Lawrence Buser and Dan Wolken in the Memphis Commercial Appeal offer some tantalizing bits on the Doug Barron v. PGA Tour case.
Barron's attorney, Arthur Horne III, said the PGA Tour refused to acknowledge in the initial press release that the substances Barron tested positive for were medications prescribed by his doctor.
Barron has been taking the beta blocker propranol since 1987 for a condition known as mitral valve prolapse and the PGA knew that when it tested Barron in June of this year, the suit says.
Without the medication, the suit continues, Barron experiences a racing heartbeat, pains and jolts in his chest, although his doctors have been weaning him off the medication as mandated by the PGA last October.
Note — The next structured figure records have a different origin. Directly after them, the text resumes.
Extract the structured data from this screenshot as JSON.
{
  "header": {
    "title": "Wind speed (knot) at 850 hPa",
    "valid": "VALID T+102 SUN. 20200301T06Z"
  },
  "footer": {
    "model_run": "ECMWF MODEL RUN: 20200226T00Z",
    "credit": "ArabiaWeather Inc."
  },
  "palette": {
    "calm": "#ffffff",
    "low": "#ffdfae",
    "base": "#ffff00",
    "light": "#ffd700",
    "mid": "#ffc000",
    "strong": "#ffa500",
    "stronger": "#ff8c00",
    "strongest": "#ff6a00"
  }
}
Under the direction of his cardiologist, Barron said, he had reduced his intake from 160 mg per day to 40 mg at the time of the test.
"They wanted him off the drug completely, and his physician was weaning him off at the pace he saw fit," Horne said.
And add this to the inevitable players-union chatter...
Barron said he sued because there is no players union in golf to help him through an appeals process.
"One of the reasons Doug wanted to pursue this was on the principle for all the other guys that come behind him that find themselves in this situation because this is a trail run," Horne said. "I think if I were a professional golfer, I'd be interested in the outcome because what happens to the next guy that takes an over-the-counter drug that is on the list of banned substances?"